Célébration du Vendredi Saint
Comment les disciples eux-mêmes, élevés dans le culte d'un Dieu dont le nom même ne devait ni écrit, ni prononcé, comment n'auraient-ils pas tremblé de frayeur à la pensée que la Réalité absolue de l'univers put coïncider avec ce prophète moqué, flagellé, cloué à la potence des esclaves ?
Nietsche voulait voir dans la croix la source d'un certain masochisme judéo-chrétien. Sans doute, l'adoration de la Passion a parfois dégénéré en culte de la souffrance. En réalité, la croix n'est pas une fatalité, elle est un choix. Elle parachève l'œuvre de salut. Elle indique jusqu'où l'Amour peut aller. Elle ne prétend pas magnifier la souffrance et l'échec, mais la charité jusqu'à l'abaissement. Ce n'est pas la mort et de cette façon-là que Jésus a choisi, mais de rester libre et de demeurer lui-m^me. Plutôt mourir pour la Vérité et trouver la vie que trahir et trouver en soi la mort.

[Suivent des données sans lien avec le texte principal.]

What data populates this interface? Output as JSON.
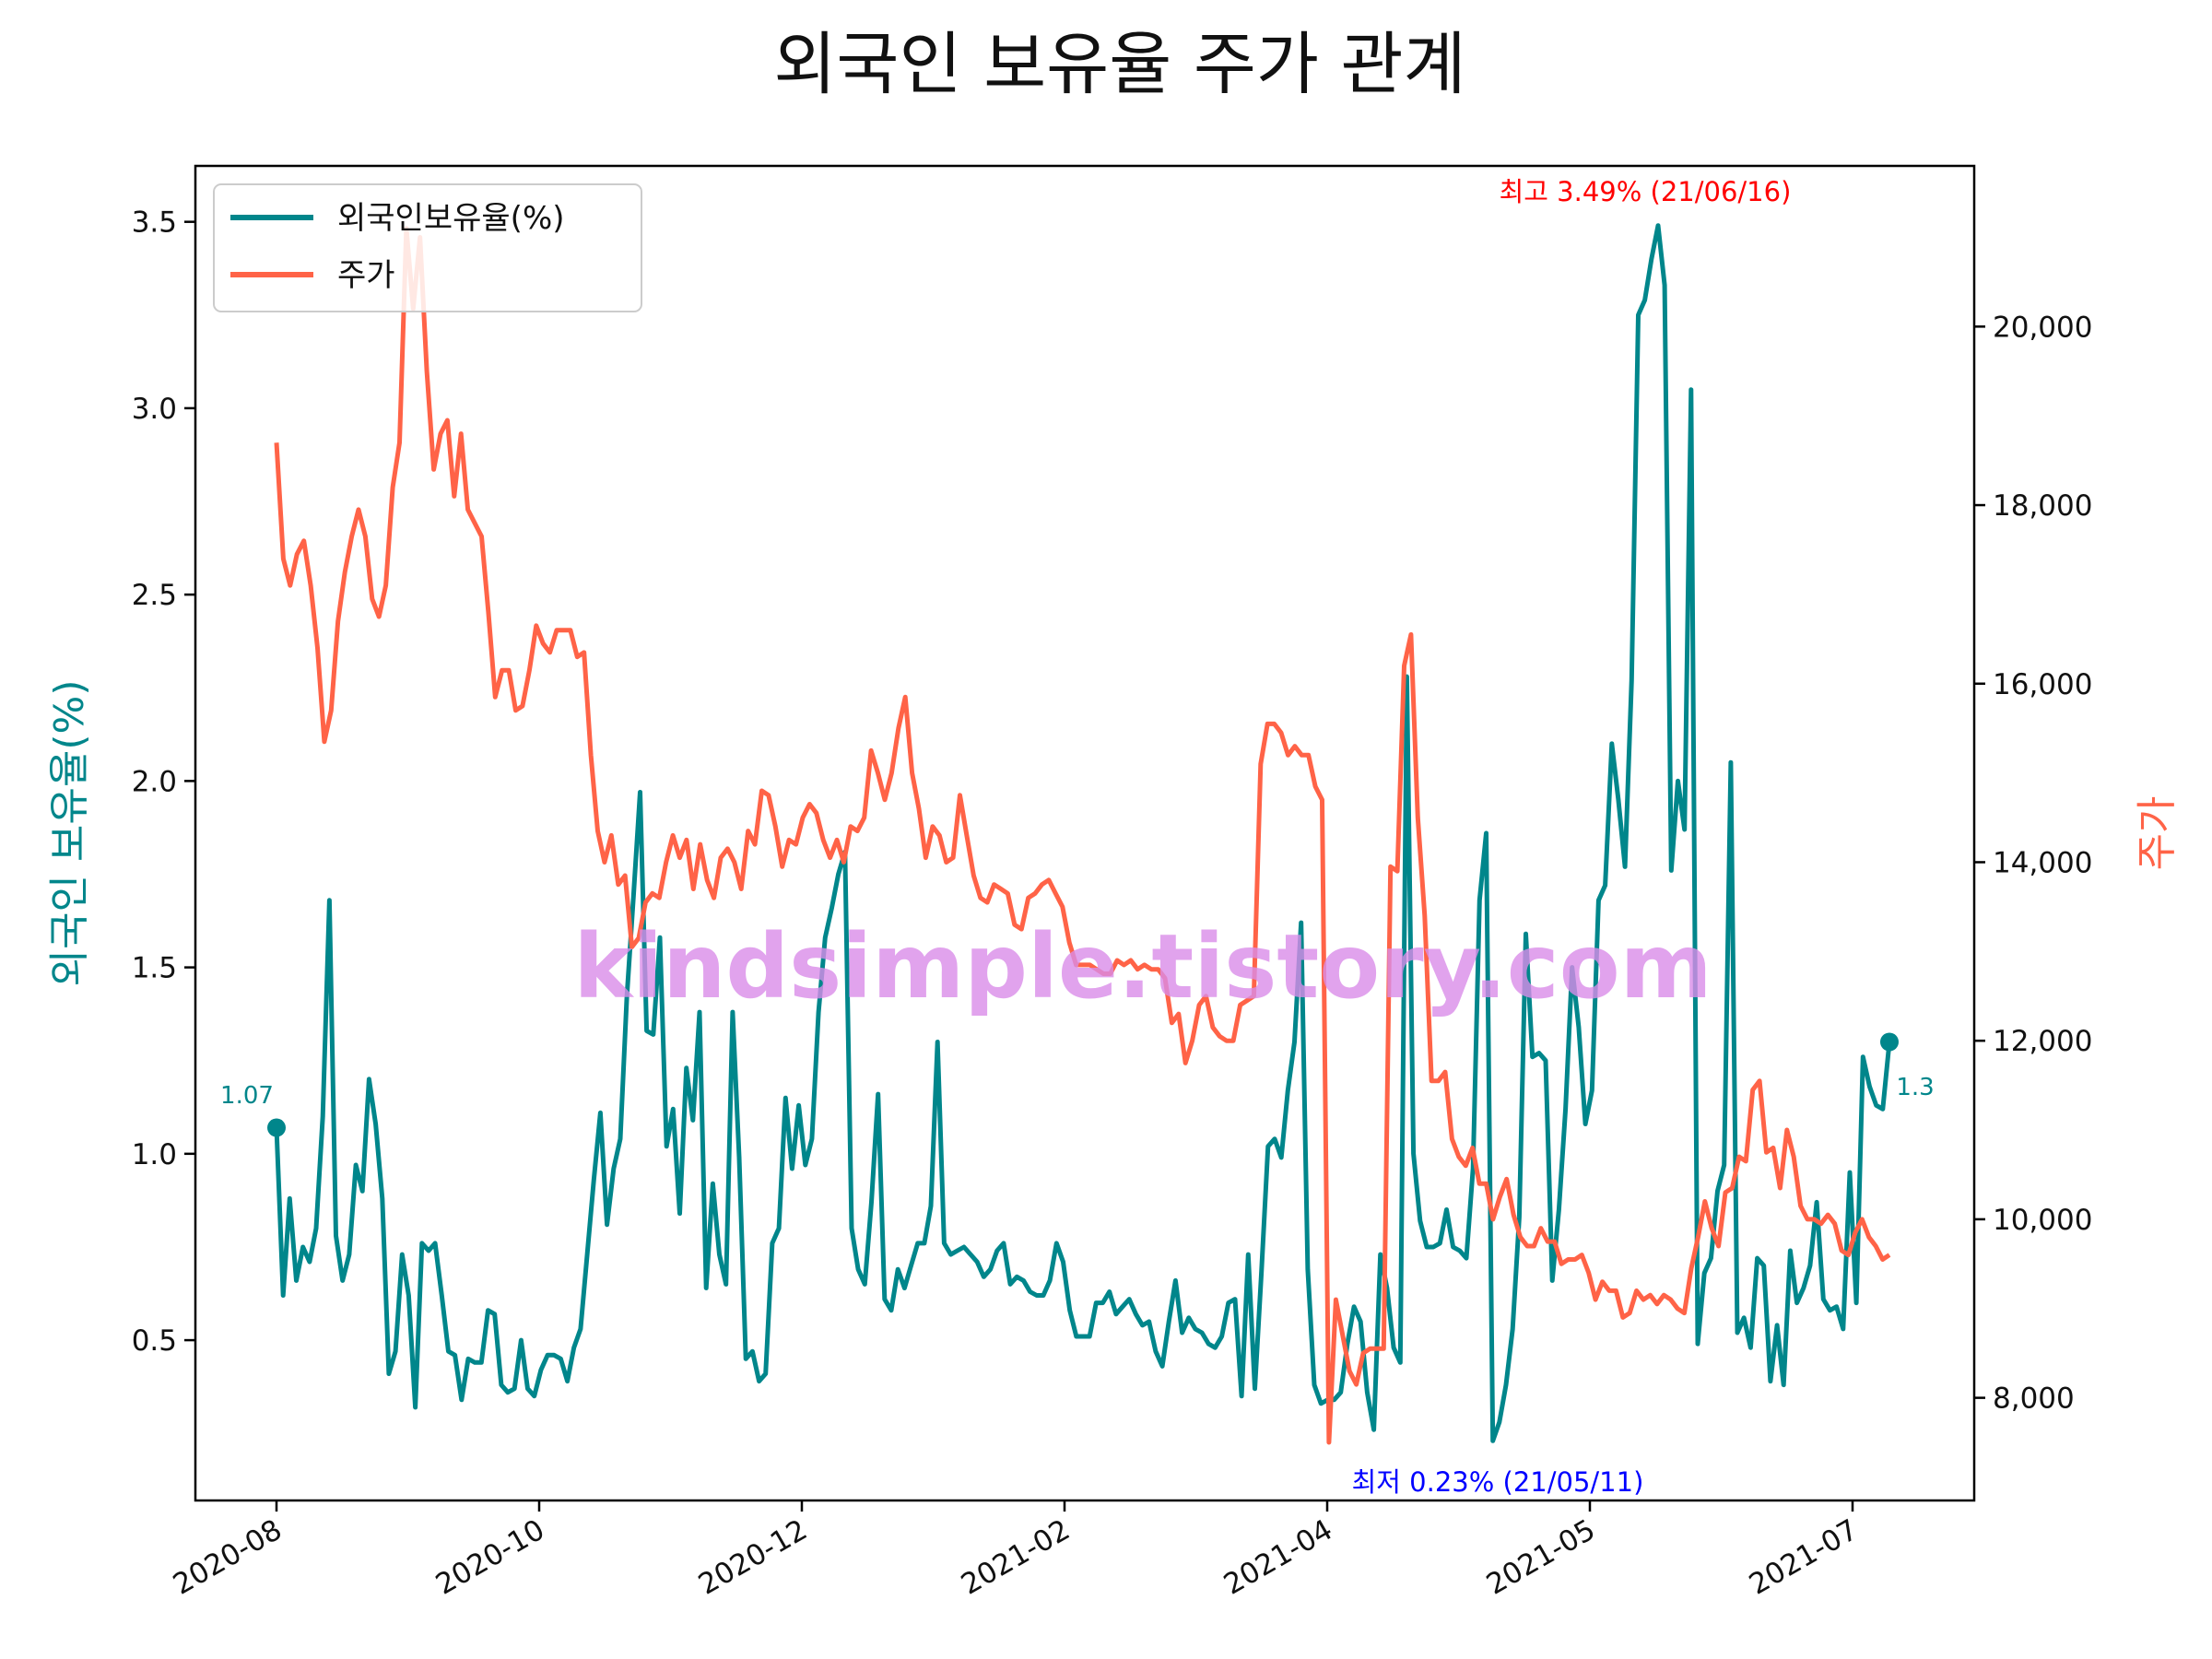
{
  "chart_data": {
    "type": "line",
    "title": "외국인 보유율 주가 관계",
    "xlabel": "",
    "ylabel_left": "외국인 보유율(%)",
    "ylabel_right": "주가",
    "ylim_left": [
      0.07,
      3.65
    ],
    "ylim_right": [
      6850,
      21800
    ],
    "x_tick_labels": [
      "2020-08",
      "2020-10",
      "2020-12",
      "2021-02",
      "2021-04",
      "2021-05",
      "2021-07"
    ],
    "y_left_tick_labels": [
      "0.5",
      "1.0",
      "1.5",
      "2.0",
      "2.5",
      "3.0",
      "3.5"
    ],
    "y_right_tick_labels": [
      "8,000",
      "10,000",
      "12,000",
      "14,000",
      "16,000",
      "18,000",
      "20,000"
    ],
    "legend": {
      "position": "top-left",
      "entries": [
        {
          "label": "외국인보유율(%)",
          "color": "#00868B"
        },
        {
          "label": "주가",
          "color": "#FF6347"
        }
      ]
    },
    "series": [
      {
        "name": "외국인보유율(%)",
        "axis": "left",
        "color": "#00868B",
        "values": [
          1.07,
          0.62,
          0.88,
          0.66,
          0.75,
          0.71,
          0.8,
          1.1,
          1.68,
          0.78,
          0.66,
          0.73,
          0.97,
          0.9,
          1.2,
          1.08,
          0.88,
          0.41,
          0.47,
          0.73,
          0.62,
          0.32,
          0.76,
          0.74,
          0.76,
          0.62,
          0.47,
          0.46,
          0.34,
          0.45,
          0.44,
          0.44,
          0.58,
          0.57,
          0.38,
          0.36,
          0.37,
          0.5,
          0.37,
          0.35,
          0.42,
          0.46,
          0.46,
          0.45,
          0.39,
          0.48,
          0.53,
          0.73,
          0.93,
          1.11,
          0.81,
          0.96,
          1.04,
          1.42,
          1.69,
          1.97,
          1.33,
          1.32,
          1.58,
          1.02,
          1.12,
          0.84,
          1.23,
          1.09,
          1.38,
          0.64,
          0.92,
          0.73,
          0.65,
          1.38,
          0.99,
          0.45,
          0.47,
          0.39,
          0.41,
          0.76,
          0.8,
          1.15,
          0.96,
          1.13,
          0.97,
          1.04,
          1.38,
          1.58,
          1.66,
          1.75,
          1.81,
          0.8,
          0.69,
          0.65,
          0.87,
          1.16,
          0.61,
          0.58,
          0.69,
          0.64,
          0.7,
          0.76,
          0.76,
          0.86,
          1.3,
          0.76,
          0.73,
          0.74,
          0.75,
          0.73,
          0.71,
          0.67,
          0.69,
          0.74,
          0.76,
          0.65,
          0.67,
          0.66,
          0.63,
          0.62,
          0.62,
          0.66,
          0.76,
          0.71,
          0.58,
          0.51,
          0.51,
          0.51,
          0.6,
          0.6,
          0.63,
          0.57,
          0.59,
          0.61,
          0.57,
          0.54,
          0.55,
          0.47,
          0.43,
          0.55,
          0.66,
          0.52,
          0.56,
          0.53,
          0.52,
          0.49,
          0.48,
          0.51,
          0.6,
          0.61,
          0.35,
          0.73,
          0.37,
          0.68,
          1.02,
          1.04,
          0.99,
          1.17,
          1.3,
          1.62,
          0.69,
          0.38,
          0.33,
          0.34,
          0.34,
          0.36,
          0.49,
          0.59,
          0.55,
          0.36,
          0.26,
          0.73,
          0.64,
          0.48,
          0.44,
          2.28,
          1.0,
          0.82,
          0.75,
          0.75,
          0.76,
          0.85,
          0.75,
          0.74,
          0.72,
          0.96,
          1.68,
          1.86,
          0.23,
          0.28,
          0.38,
          0.53,
          0.83,
          1.59,
          1.26,
          1.27,
          1.25,
          0.66,
          0.85,
          1.12,
          1.5,
          1.34,
          1.08,
          1.17,
          1.68,
          1.72,
          2.1,
          1.95,
          1.77,
          2.27,
          3.25,
          3.29,
          3.4,
          3.49,
          3.33,
          1.76,
          2.0,
          1.87,
          3.05,
          0.49,
          0.68,
          0.72,
          0.9,
          0.97,
          2.05,
          0.52,
          0.56,
          0.48,
          0.72,
          0.7,
          0.39,
          0.54,
          0.38,
          0.74,
          0.6,
          0.64,
          0.7,
          0.87,
          0.61,
          0.58,
          0.59,
          0.53,
          0.95,
          0.6,
          1.26,
          1.18,
          1.13,
          1.12,
          1.3
        ]
      },
      {
        "name": "주가",
        "axis": "right",
        "color": "#FF6347",
        "values": [
          18700,
          17400,
          17100,
          17450,
          17600,
          17100,
          16400,
          15350,
          15700,
          16700,
          17250,
          17650,
          17950,
          17650,
          16950,
          16750,
          17100,
          18200,
          18700,
          21100,
          20200,
          21000,
          19500,
          18400,
          18800,
          18950,
          18100,
          18800,
          17950,
          17800,
          17650,
          16800,
          15850,
          16150,
          16150,
          15700,
          15750,
          16150,
          16650,
          16450,
          16350,
          16600,
          16600,
          16600,
          16300,
          16350,
          15200,
          14350,
          14000,
          14300,
          13750,
          13850,
          13050,
          13150,
          13550,
          13650,
          13600,
          14000,
          14300,
          14050,
          14250,
          13700,
          14200,
          13800,
          13600,
          14050,
          14150,
          14000,
          13700,
          14350,
          14200,
          14800,
          14750,
          14400,
          13950,
          14250,
          14200,
          14500,
          14650,
          14550,
          14250,
          14050,
          14250,
          14000,
          14400,
          14350,
          14500,
          15250,
          15000,
          14700,
          15000,
          15500,
          15850,
          15000,
          14600,
          14050,
          14400,
          14300,
          14000,
          14050,
          14750,
          14300,
          13850,
          13600,
          13550,
          13750,
          13700,
          13650,
          13300,
          13250,
          13600,
          13650,
          13750,
          13800,
          13650,
          13500,
          13100,
          12850,
          12850,
          12850,
          12800,
          12750,
          12750,
          12900,
          12850,
          12900,
          12800,
          12850,
          12800,
          12800,
          12700,
          12200,
          12300,
          11750,
          12000,
          12400,
          12500,
          12150,
          12050,
          12000,
          12000,
          12400,
          12450,
          12500,
          15100,
          15550,
          15550,
          15450,
          15200,
          15300,
          15200,
          15200,
          14850,
          14700,
          7500,
          9100,
          8700,
          8300,
          8150,
          8500,
          8550,
          8550,
          8550,
          13950,
          13900,
          16200,
          16550,
          14500,
          13400,
          11550,
          11550,
          11650,
          10900,
          10700,
          10600,
          10800,
          10400,
          10400,
          10000,
          10250,
          10450,
          10050,
          9800,
          9700,
          9700,
          9900,
          9750,
          9750,
          9500,
          9550,
          9550,
          9600,
          9400,
          9100,
          9300,
          9200,
          9200,
          8900,
          8950,
          9200,
          9100,
          9150,
          9050,
          9150,
          9100,
          9000,
          8950,
          9450,
          9800,
          10200,
          9900,
          9700,
          10300,
          10350,
          10700,
          10650,
          11450,
          11550,
          10750,
          10800,
          10350,
          11000,
          10700,
          10150,
          10000,
          10000,
          9950,
          10050,
          9950,
          9650,
          9600,
          9850,
          10000,
          9800,
          9700,
          9550,
          9600
        ]
      }
    ],
    "annotations": {
      "max": {
        "label": "최고 3.49% (21/06/16)",
        "color": "#FF0000"
      },
      "min": {
        "label": "최저 0.23% (21/05/11)",
        "color": "#0000FF"
      },
      "start": {
        "label": "1.07",
        "color": "#00868B"
      },
      "end": {
        "label": "1.3",
        "color": "#00868B"
      }
    },
    "watermark": "kindsimple.tistory.com"
  }
}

Jésus, en donnant l'absolue préférence à l'amour, a apporté la lumière. Symboliquement, le Vendredi Saint, l'obscurité s'est répandue en plein jour sur le calvaire où il mourait, ce calvaire qui sera à jamais le sommet du refus opposé à Dieu et à son Amour. Mais ce mourant a témoigné d'une telle puissance d'amour qu'il est entré, par le fait même, dans la vie incomparable de ressuscité. Il s'est libéré de la mort par l'amour. Ainsi, il s'est fait notre libérateur.
Aujourd'hui comme hier, c'est toujours l'amour qui libère. L'amour seul qui génère la lumière.
En contemplant ce calvaire, ne négligeons pas son sens.
La croix du Christ confère un sens à tous les échecs et à toutes les aberrations puisqu'elle apparaît comme le scandale absolu. Sans doute indiquons-nous par la Foi en la Résurrection le dépassement de ce scandale, mais nous n'en affirmons pas moins qu'il faut, pour la dépasser, en passer par là. "Si vous voulez être mes disciples, il vous faut porter la Croix". La croix est donc à la fois le symbole du mal absolu qu'est la mort, surtout la mort programmée de l'innocent, mais c'est aussi pour les croyants le signe lumineux de l'Espérance et de la Vie.